Ce polyptique aurait une vocation, donc, mais quid de la fonction ? On a vu le sexe, passons au design.

Certes, on peut s'asseoir sur le canapé Boca de Salvador Dalí, en hommage aux lèvres de la scandaleuse Mae West (1936); on peut chevaucher la croupe de bois de la Pony Girl Rocker de Peter Jakubik (2011), glisser une fleur dans le vase-pénis Shiva d'Ettore Sottsass (1973) comme dans les Ceram X de Pierre Charpin (2005), ou peut-être même tenter de boire un thé à même la «peau» de ces bols de silicone spécialement imaginés par Oki Sato du studio Nendo – si fins qu'ils tremblent et s'affolent sous la caresse du ventilateur placé à leurs côtés.

«Still Life» («nature morte, bouteilles d'emballage de produits cosmétiques), David Baskin, 2007 (copyright de l'artiste)

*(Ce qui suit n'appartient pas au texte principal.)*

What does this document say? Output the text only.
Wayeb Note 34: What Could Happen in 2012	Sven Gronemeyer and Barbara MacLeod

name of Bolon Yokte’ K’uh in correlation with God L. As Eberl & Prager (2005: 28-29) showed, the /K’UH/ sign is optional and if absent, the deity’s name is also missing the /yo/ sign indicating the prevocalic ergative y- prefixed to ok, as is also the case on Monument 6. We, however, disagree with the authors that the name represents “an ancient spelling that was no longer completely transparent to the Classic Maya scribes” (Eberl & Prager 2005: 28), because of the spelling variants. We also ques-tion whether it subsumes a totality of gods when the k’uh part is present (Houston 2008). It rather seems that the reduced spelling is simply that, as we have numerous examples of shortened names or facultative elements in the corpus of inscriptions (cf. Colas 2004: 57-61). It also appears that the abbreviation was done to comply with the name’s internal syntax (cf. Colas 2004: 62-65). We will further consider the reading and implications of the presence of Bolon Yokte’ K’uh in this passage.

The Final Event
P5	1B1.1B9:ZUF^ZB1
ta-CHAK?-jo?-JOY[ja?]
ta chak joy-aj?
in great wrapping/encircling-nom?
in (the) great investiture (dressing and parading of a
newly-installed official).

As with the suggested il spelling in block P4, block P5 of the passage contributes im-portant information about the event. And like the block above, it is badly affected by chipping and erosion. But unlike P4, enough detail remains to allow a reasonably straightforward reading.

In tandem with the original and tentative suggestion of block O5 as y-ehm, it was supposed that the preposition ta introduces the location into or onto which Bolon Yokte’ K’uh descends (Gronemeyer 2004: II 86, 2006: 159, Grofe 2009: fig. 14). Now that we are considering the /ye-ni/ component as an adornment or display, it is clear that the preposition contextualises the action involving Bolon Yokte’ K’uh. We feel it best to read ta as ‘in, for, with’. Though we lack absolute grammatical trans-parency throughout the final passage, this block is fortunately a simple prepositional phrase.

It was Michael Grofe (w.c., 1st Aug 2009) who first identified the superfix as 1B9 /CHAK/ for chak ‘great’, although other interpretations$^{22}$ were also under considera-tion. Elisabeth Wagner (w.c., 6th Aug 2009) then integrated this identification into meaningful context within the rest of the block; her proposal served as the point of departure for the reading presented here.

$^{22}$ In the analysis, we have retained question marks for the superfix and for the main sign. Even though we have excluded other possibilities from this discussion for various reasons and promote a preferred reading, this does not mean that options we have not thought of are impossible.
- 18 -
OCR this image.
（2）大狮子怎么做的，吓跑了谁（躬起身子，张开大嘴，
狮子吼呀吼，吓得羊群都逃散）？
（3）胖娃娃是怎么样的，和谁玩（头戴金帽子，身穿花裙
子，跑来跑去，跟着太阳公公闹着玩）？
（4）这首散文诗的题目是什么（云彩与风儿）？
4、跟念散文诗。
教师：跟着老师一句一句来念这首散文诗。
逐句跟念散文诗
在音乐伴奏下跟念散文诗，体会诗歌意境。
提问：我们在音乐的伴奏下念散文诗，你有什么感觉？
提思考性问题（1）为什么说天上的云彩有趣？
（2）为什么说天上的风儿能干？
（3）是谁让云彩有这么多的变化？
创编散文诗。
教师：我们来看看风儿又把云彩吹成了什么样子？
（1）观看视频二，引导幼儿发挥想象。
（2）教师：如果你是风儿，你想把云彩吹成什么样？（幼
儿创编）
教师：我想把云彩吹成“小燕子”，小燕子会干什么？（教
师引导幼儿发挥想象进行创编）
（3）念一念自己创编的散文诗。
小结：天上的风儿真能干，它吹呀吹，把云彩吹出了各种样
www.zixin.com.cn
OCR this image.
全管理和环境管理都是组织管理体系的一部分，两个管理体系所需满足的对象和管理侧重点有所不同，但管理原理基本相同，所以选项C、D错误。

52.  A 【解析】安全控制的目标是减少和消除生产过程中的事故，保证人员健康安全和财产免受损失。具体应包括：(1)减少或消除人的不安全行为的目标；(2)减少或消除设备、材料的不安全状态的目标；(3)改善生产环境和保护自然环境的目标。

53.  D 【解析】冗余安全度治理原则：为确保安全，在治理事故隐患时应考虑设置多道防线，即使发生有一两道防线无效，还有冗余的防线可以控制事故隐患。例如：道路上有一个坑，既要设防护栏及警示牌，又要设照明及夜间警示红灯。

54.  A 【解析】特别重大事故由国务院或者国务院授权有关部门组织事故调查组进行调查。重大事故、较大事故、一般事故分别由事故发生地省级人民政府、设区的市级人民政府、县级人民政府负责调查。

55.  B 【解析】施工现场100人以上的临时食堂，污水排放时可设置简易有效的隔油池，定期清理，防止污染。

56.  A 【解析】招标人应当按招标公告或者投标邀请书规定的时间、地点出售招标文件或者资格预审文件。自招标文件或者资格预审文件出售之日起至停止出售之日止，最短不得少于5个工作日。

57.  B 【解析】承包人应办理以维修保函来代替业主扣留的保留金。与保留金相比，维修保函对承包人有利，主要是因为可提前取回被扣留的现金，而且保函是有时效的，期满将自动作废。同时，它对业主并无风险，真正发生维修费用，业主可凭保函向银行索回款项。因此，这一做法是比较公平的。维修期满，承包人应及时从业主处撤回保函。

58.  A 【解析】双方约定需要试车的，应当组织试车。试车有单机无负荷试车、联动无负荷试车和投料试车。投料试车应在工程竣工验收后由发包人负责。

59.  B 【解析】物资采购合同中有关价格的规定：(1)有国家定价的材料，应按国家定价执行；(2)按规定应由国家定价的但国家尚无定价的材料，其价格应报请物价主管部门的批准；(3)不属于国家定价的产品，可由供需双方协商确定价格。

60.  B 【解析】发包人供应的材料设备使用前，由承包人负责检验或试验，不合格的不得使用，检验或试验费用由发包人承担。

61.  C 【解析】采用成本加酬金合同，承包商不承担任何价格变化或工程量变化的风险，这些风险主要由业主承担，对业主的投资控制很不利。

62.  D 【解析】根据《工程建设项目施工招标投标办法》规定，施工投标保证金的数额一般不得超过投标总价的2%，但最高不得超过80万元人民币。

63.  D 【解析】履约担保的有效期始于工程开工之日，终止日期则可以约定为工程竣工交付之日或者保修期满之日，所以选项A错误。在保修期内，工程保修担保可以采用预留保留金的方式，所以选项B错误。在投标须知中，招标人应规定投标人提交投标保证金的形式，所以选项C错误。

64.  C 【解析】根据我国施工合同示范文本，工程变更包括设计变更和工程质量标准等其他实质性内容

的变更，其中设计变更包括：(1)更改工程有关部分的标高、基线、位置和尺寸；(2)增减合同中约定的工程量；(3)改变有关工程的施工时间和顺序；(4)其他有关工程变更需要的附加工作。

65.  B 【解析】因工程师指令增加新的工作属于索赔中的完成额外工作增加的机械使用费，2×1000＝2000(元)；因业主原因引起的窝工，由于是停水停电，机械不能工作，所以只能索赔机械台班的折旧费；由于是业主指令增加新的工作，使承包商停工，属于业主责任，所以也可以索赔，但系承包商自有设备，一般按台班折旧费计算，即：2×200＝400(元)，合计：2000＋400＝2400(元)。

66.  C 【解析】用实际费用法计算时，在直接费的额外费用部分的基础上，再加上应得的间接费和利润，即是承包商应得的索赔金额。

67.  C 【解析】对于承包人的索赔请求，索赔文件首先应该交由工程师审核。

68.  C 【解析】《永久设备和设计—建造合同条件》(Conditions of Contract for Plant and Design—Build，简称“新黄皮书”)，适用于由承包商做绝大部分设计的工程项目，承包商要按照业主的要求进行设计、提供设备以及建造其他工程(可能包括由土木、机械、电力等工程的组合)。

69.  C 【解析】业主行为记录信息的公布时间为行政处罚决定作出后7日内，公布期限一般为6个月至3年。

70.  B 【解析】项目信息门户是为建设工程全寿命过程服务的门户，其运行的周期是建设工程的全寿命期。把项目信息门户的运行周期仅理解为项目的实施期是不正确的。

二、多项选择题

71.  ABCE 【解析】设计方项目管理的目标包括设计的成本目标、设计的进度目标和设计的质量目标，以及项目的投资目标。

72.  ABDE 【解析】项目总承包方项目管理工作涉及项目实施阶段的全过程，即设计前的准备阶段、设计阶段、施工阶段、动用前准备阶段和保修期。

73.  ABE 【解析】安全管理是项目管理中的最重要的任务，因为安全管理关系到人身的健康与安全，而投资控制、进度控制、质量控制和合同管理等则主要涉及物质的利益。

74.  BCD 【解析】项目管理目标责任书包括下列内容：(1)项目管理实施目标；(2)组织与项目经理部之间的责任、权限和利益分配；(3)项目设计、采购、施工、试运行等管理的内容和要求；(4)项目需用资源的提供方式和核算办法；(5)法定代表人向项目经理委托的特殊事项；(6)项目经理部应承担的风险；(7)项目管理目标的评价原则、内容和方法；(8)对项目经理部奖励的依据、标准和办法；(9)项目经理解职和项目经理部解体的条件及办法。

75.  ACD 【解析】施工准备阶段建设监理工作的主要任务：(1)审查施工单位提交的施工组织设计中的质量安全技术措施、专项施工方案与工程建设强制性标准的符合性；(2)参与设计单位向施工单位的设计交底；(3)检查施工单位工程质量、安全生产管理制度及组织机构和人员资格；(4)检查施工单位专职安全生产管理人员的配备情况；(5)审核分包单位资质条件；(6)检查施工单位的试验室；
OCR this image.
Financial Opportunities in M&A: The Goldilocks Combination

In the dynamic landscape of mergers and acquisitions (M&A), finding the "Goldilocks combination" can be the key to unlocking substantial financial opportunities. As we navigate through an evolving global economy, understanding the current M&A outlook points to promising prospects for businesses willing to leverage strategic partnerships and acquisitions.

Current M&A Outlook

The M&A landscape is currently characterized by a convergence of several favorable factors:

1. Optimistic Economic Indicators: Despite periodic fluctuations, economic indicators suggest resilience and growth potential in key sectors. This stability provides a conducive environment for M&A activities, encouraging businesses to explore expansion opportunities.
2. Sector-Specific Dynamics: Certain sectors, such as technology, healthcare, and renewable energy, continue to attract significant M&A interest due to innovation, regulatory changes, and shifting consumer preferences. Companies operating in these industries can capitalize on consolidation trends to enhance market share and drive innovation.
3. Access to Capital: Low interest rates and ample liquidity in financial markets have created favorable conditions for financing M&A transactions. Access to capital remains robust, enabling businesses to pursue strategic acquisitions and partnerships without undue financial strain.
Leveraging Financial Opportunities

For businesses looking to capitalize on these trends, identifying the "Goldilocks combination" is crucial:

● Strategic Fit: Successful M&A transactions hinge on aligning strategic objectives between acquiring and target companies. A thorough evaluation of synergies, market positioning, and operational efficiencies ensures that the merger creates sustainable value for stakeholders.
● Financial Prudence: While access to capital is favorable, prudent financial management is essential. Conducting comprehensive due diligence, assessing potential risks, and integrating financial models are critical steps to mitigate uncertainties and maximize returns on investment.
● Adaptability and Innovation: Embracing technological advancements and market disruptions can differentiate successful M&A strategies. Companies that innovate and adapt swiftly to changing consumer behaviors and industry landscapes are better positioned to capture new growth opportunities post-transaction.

«Pony Girl Rocker», Peter Jakubik, 2011 (copyright de l'artiste)

«Shivering bowls», design Oki Sato/Nendo (photo Hiroshi Iwasak).

Salvador Dali, «Mae West Lips Sofa», 1936 (copyright Gufram)

Mais la fonctionnalité ne paraît pas être la qualité première des objets sélectionnés. Ici, la forme parfois spectaculaire aurait plutôt tendance à oblitérer le fond.

«Chacun d'eux montre que, loin d'être une matière à scandale, elle doit se vivre comme une pratique joyeuse et nécessaire à la vie», justifie la directrice du musée dans un entretien avec Mélina Gazsi. «Le design n'est pas la discipline qui résout uniquement des problèmes d'utilisation et de confort. Plus que l'objet lui-même, plus qu'une chaise pour s'asseoir ou une table pour manger et travailler, le design peut être une clé pour explorer des questions sociétales et existentielles.»